I also support the AIG rescue package--another financial institution with tentacles throughout the financial markets. They have trillions in credit default swaps and other derivatives. They, like Citibank, BofA, Wells, and others are just too big to fail because there would in fact be a domino effect. Just the fear of that has caused the markets to seize up. Only now are they beginning to loosen up. Interbank lending is up, LIBOR is down, the commercial paper markets are beginning to display liquidity.

I find the squealing from the left about the banks sitting on the capital injections and not making loans ludicrous. Bank lending is up. They are just not making stupid loans anymore. Likewise as a result of the fears in the market, they are restricting credit and only loaning money to people who have a demonstrated capability to repay--what a concept.

I am conflicted regarding a rescue of the auto companies. On the one hand they absolutely deserve what has happened to them. They made stupid strategic as well as tactical decisions. They caved in to ridiculous union demands and as a result have huge legacy costs. They deserve to go bankrupt. The only problem with that is we can't let them take down the entire US economy with them. So, some sort of support is required for the good of the country. Before anyone starts ranting about the shareholders being the ones who should pay for the follies of their companies, look at the stock price--the shareholds have been wiped out. Their shares are bordering on worthless.
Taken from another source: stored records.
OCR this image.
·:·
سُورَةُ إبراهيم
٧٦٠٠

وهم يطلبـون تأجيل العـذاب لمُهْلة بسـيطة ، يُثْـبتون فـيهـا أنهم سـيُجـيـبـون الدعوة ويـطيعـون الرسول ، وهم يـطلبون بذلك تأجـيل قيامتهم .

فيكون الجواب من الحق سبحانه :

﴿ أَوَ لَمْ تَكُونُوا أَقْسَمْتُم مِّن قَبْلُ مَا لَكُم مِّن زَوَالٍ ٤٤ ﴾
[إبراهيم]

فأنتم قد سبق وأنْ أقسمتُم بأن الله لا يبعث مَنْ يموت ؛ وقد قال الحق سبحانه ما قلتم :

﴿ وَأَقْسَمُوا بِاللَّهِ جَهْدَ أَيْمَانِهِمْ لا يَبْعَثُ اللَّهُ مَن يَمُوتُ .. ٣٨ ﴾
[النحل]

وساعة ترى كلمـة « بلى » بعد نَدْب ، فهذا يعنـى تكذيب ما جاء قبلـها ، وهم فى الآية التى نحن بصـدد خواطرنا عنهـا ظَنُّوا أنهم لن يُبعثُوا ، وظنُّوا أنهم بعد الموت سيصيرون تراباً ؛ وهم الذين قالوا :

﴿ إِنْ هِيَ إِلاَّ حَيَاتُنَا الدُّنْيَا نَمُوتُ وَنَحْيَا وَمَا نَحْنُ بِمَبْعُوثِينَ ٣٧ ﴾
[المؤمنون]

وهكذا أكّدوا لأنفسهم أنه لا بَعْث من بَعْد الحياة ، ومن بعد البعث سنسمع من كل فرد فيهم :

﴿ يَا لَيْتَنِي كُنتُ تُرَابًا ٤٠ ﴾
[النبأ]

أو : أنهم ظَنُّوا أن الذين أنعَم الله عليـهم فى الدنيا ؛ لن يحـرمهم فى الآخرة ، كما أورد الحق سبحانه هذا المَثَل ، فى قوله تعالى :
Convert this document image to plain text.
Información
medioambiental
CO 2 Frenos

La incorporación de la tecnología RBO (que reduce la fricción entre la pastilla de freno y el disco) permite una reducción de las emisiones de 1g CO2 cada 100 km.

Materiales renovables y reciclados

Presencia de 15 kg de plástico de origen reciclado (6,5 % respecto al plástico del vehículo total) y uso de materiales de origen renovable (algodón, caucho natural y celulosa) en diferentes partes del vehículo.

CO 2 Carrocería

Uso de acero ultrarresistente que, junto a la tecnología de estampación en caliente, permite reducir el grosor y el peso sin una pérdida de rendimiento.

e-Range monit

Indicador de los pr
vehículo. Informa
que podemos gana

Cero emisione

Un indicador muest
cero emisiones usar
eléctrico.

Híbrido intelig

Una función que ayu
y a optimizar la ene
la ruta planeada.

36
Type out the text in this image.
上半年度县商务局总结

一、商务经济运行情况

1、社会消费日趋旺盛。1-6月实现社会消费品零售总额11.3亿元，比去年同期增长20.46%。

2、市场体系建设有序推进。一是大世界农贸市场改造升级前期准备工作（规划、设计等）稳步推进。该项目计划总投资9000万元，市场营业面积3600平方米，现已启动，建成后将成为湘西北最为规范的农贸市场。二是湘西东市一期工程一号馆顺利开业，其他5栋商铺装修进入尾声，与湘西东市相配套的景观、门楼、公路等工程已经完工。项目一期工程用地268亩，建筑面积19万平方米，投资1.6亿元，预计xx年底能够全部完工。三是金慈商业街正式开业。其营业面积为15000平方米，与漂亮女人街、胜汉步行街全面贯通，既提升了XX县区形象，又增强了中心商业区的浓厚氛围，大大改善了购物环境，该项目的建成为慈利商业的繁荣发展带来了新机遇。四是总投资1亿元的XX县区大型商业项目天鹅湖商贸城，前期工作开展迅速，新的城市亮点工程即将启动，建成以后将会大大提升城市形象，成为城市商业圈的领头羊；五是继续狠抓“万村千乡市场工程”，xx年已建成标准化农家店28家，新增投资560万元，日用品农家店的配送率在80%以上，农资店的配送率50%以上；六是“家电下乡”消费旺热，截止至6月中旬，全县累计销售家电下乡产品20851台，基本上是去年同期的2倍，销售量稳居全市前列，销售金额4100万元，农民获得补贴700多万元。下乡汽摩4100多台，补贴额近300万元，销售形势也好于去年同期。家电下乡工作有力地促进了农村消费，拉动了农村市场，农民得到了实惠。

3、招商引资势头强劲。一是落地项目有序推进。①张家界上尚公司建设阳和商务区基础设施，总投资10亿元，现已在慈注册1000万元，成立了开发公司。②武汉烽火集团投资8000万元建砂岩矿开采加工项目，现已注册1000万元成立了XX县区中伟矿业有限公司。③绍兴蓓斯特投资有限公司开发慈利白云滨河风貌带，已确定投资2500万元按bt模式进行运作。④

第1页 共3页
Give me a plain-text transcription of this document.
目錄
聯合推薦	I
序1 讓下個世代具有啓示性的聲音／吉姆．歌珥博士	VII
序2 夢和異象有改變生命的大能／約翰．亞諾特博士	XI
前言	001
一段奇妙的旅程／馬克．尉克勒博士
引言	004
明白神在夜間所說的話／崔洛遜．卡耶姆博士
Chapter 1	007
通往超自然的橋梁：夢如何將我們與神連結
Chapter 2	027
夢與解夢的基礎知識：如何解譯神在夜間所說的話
I think a resonable proposition for the big three is for them to do a prepackaged bankruptcy--like the airlines did. Through that, they can rid themselves of the onerous union contracts and the legacy costs. (Retiree medical costs GM something like $1500 to $2000 per car.) This is where the government comes in. I think the government rescue package should be limited to protecting the pensions and the retiree medical benefits of the auto workers. The protection should take the form of very long term preferred stock so that if these companies survive and yes, even prosper, the government and us taxpayers can get our money back. At the same time, I think the auto workers should take some form of haircut on the pension and medical benefits because they are well above the norm.

Honest depiction and depressing. Like Obama's current advisors and hope that the entitlement programs will not add another layer to our national debt. As a small business guy, I am suffering. No TARP bailouts for me...I keep my bills paid. Alas...that seems to be the problem.